Präparieren Sie stumpf einen transfaszialen Kanal lateral zur Mittellinie neben der kaudalen Brustdrüse auf der rechten Seite. Legen Sie den Schlauch in eine subkutane Tasche und markieren Sie den Schlauch mit nicht resorbierbaren Nähten auf Hautniveau. Nach dem Verschluss der vorderen Muskelfaszie des Bauchmuskels verschließen Sie die Haut mit einer nicht resorbierbaren monofilen Laufnaht.
Am Ende der sechswöchigen Beobachtung untersuchen Sie das Leitungslumen endoskopisch auf Kontinuität und Epithelauskleidung. Führen Sie eine kontrastmittelverstärkte Computertomographie durch, um die Durchgängigkeit der Leitung sicherzustellen. Nach sechswöchiger Beobachtung ergab die mikroskopische Untersuchung des Gerüstgewebes keine Anzeichen einer Abstoßung oder Infektion des Wirts, und das röhrenförmige Gerüst blieb offen und ungehindert.
Histologische Untersuchungen zeigten ein geschichtetes luminales Epithel urothalen Ursprungs, das das gesamte Gerüst bedeckte, wobei Reste der verstärkenden Biomaterialien nach sechs Wochen noch sichtbar waren.
Diese Studie stellt ein neuartiges einstufiges Verfahren zur Harnableitung mithilfe eines kollagenbasierten tubulären Scaffolds dar, der mit autologen Mikrotransplantaten besiedelt ist. Die Methode zielt darauf ab, den Gewebeengineering-Prozess zu vereinfachen, der aufgrund komplexer Anforderungen an die Scaffolds häufig Schwierigkeiten in präklinischen Studien aufweist.

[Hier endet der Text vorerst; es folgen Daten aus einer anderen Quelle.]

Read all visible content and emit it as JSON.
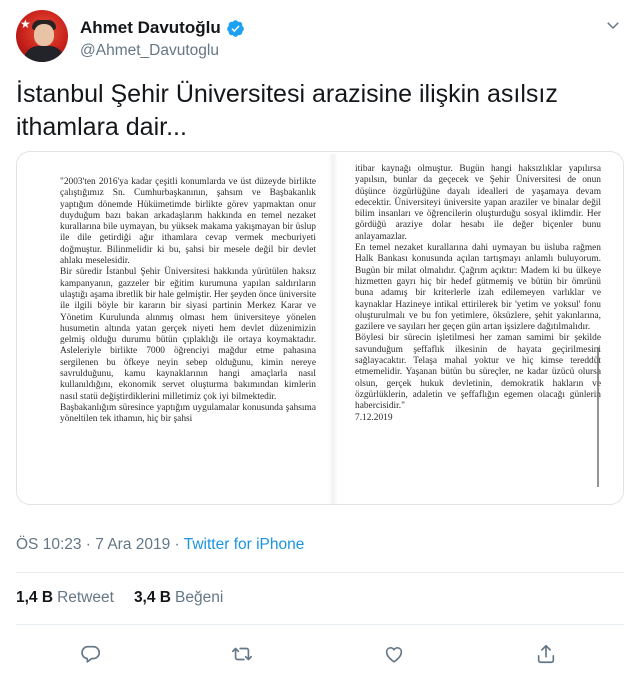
{
  "user": {
    "display_name": "Ahmet Davutoğlu",
    "handle": "@Ahmet_Davutoglu",
    "verified": true,
    "avatar_icon": "profile-photo"
  },
  "tweet": {
    "text": "İstanbul Şehir Üniversitesi arazisine ilişkin asılsız ithamlara dair...",
    "document": {
      "left_column": [
        "\"2003'ten 2016'ya kadar çeşitli konumlarda ve üst düzeyde birlikte çalıştığımız Sn. Cumhurbaşkanının, şahsım ve Başbakanlık yaptığım dönemde Hükümetimde birlikte görev yapmaktan onur duyduğum bazı bakan arkadaşlarım hakkında en temel nezaket kurallarına bile uymayan, bu yüksek makama yakışmayan bir üslup ile dile getirdiği ağır ithamlara cevap vermek mecburiyeti doğmuştur. Bilinmelidir ki bu, şahsi bir mesele değil bir devlet ahlakı meselesidir.",
        "Bir süredir İstanbul Şehir Üniversitesi hakkında yürütülen haksız kampanyanın, gazzeler bir eğitim kurumuna yapılan saldırıların ulaştığı aşama ibretlik bir hale gelmiştir. Her şeyden önce üniversite ile ilgili böyle bir kararın bir siyasi partinin Merkez Karar ve Yönetim Kurulunda alınmış olması hem üniversiteye yönelen husumetin altında yatan gerçek niyeti hem devlet düzenimizin gelmiş olduğu durumu bütün çıplaklığı ile ortaya koymaktadır. Asleleriyle birlikte 7000 öğrenciyi mağdur etme pahasına sergilenen bu öfkeye neyin sebep olduğunu, kimin nereye savrulduğunu, kamu kaynaklarının hangi amaçlarla nasıl kullanıldığını, ekonomik servet oluşturma bakımından kimlerin nasıl statü değiştirdiklerini milletimiz çok iyi bilmektedir.",
        "Başbakanlığım süresince yaptığım uygulamalar konusunda şahsıma yöneltilen tek ithamın, hiç bir şahsi"
      ],
      "right_column": [
        "itibar kaynağı olmuştur. Bugün hangi haksızlıklar yapılırsa yapılsın, bunlar da geçecek ve Şehir Üniversitesi de onun düşünce özgürlüğüne dayalı idealleri de yaşamaya devam edecektir. Üniversiteyi üniversite yapan araziler ve binalar değil bilim insanları ve öğrencilerin oluşturduğu sosyal iklimdir. Her gördüğü araziye dolar hesabı ile değer biçenler bunu anlayamazlar.",
        "En temel nezaket kurallarına dahi uymayan bu üsluba rağmen Halk Bankası konusunda açılan tartışmayı anlamlı buluyorum. Bugün bir milat olmalıdır. Çağrım açıktır: Madem ki bu ülkeye hizmetten gayrı hiç bir hedef gütmemiş ve bütün bir ömrünü buna adamış bir kriterlerle izah edilemeyen varlıklar ve kaynaklar Hazineye intikal ettirilerek bir 'yetim ve yoksul' fonu oluşturulmalı ve bu fon yetimlere, öksüzlere, şehit yakınlarına, gazilere ve sayıları her geçen gün artan işsizlere dağıtılmalıdır.",
        "Böylesi bir sürecin işletilmesi her zaman samimi bir şekilde savunduğum şeffaflık ilkesinin de hayata geçirilmesini sağlayacaktır. Telaşa mahal yoktur ve hiç kimse tereddüt etmemelidir. Yaşanan bütün bu süreçler, ne kadar üzücü olursa olsun, gerçek hukuk devletinin, demokratik hakların ve özgürlüklerin, adaletin ve şeffaflığın egemen olacağı günlerin habercisidir.\"",
        "7.12.2019"
      ]
    },
    "timestamp": "ÖS 10:23 · 7 Ara 2019 · ",
    "source": "Twitter for iPhone",
    "retweets_count": "1,4 B",
    "retweets_label": "Retweet",
    "likes_count": "3,4 B",
    "likes_label": "Beğeni"
  },
  "colors": {
    "accent": "#1b95e0",
    "text": "#14171a",
    "secondary": "#657786",
    "divider": "#e6ecf0"
  },
  "icons": {
    "verified": "verified-badge-icon",
    "caret": "chevron-down-icon",
    "reply": "reply-icon",
    "retweet": "retweet-icon",
    "like": "heart-icon",
    "share": "share-icon"
  }
}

Die biopharmazeutische Forschung und Entwicklung steht vor anhaltenden Herausforderungen bei der Entwicklung zuverlässiger und skalierbarer, gewebeengineering-basierter Lösungen für die rekonstruktive Urologie, bei denen die Verfügbarkeit von Transplantaten und die Verträglichkeit mit dem Wirt von entscheidender Bedeutung sind. Dieses einstufige, kollagenbasierte Gerüstmodell an Minischweinen bietet eine reproduzierbare Plattform zur Beurteilung der Integration autologen Gewebes und der kurzfristigen In-vivo-Leistungsfähigkeit. Der Ansatz stärkt das Vorhersagevertrauen hinsichtlich der Wechselwirkungen zwischen Gerüst und Wirt und liefert Hinweise auf das translationsrelevante Risiko für zukünftige klinische Anwendungen.
Dieses Modell schließt die Lücke zwischen der frühen Entdeckung und der präklinischen Validierung, indem es die hypothesengeleitete Untersuchung von gewebeengineeringbasierten Gerüsten in einem Großtiermodell ermöglicht.